I think it handily qualifies as "News for Nerds".
I stole this Sig
Make a toaster that can toast bread evenly, this current bunch of retards can't even make a toaster that toasts the whole slice from top to bottom, a 5 year old could explain what the solution to that problem is.
Waterfox - a Firefox fork with legacy extension support, security updates and better privacy by default.
I always turn to the sports pages first, which records people's accomplishments. The front page has nothing but man's failures. -- Earl Warren
Yes, impressive accomplishments like tossing a ball through a hoop.
(as if any athlete would get near those brands except to collect the check).
Ah the irony; Olympic grade athletes are the only people with the caloric burn rate to eat that stuff and not show it.
My ex-wife will definitely be interested in this!
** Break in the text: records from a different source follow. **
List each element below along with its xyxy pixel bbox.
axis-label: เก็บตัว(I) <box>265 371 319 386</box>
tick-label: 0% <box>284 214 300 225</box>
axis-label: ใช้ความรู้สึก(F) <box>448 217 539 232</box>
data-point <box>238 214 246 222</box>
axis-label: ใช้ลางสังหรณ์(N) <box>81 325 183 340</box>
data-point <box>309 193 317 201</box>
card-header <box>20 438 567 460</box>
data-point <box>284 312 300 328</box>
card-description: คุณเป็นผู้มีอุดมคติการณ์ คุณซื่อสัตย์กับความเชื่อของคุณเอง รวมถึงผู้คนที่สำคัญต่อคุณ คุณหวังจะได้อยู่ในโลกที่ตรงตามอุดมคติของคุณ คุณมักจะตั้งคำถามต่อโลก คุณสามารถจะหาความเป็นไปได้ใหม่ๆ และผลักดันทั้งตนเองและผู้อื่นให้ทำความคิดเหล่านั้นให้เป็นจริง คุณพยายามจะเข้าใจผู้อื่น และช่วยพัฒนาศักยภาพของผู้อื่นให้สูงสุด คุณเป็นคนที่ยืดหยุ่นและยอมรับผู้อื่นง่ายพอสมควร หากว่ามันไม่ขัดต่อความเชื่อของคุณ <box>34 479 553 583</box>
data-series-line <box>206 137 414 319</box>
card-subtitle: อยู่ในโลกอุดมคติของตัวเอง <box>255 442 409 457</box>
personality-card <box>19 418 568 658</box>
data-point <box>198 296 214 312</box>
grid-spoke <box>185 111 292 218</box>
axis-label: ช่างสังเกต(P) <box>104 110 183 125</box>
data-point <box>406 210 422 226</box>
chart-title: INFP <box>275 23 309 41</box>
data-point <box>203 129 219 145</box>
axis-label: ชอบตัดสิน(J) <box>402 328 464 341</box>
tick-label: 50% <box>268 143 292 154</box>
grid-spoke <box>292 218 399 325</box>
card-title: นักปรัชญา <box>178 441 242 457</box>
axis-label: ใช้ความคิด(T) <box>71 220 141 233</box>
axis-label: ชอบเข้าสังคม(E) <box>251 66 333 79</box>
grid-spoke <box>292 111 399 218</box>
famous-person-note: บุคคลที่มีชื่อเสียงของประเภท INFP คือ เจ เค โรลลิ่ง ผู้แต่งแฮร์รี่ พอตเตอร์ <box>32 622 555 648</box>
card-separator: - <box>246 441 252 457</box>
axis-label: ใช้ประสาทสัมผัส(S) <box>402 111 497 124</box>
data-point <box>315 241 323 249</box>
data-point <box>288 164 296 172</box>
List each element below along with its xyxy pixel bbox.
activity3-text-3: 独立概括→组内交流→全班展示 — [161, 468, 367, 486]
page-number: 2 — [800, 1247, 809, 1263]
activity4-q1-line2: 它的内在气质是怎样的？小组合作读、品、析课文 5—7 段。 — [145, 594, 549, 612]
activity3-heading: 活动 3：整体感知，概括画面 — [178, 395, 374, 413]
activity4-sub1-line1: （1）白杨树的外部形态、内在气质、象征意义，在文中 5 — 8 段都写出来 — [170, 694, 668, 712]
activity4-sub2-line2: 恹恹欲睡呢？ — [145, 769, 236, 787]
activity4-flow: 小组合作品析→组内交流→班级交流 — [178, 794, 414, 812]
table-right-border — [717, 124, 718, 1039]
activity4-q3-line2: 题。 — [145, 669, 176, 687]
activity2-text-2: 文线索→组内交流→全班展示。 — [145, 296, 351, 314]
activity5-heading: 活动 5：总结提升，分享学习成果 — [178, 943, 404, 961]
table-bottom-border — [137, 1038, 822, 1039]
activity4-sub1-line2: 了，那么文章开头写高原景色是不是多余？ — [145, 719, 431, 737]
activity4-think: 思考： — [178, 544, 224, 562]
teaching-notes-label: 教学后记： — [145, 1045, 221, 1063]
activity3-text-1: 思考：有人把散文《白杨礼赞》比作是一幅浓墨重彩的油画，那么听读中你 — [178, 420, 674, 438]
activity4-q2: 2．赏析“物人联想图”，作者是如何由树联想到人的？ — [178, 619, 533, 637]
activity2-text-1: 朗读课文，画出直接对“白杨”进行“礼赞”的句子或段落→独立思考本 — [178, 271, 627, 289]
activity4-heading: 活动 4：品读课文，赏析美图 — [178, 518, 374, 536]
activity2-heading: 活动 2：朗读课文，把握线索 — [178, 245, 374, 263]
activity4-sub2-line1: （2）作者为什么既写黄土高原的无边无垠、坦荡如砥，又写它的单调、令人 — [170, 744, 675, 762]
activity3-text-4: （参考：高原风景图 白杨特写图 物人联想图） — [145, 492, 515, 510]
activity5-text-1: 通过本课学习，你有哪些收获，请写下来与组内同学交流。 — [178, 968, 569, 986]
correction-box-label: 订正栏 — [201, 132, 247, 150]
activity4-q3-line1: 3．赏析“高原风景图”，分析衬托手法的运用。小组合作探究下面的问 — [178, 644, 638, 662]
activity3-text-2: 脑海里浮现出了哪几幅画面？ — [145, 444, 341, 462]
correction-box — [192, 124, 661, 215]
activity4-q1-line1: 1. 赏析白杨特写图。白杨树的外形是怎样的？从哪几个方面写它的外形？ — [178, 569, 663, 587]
Wait... it's NOT for flying on? Nevermind...
I've abandoned my search for truth; now I'm just looking for some useful delusions.
Don't know about you but I find stories like this depressing. I imagine all Olympic athletes start as enthusiastic kids but to reach the top they have to become the equivalent of white mice, everything worked out for optimal performance by scientists. Sounds horrendous to be honest.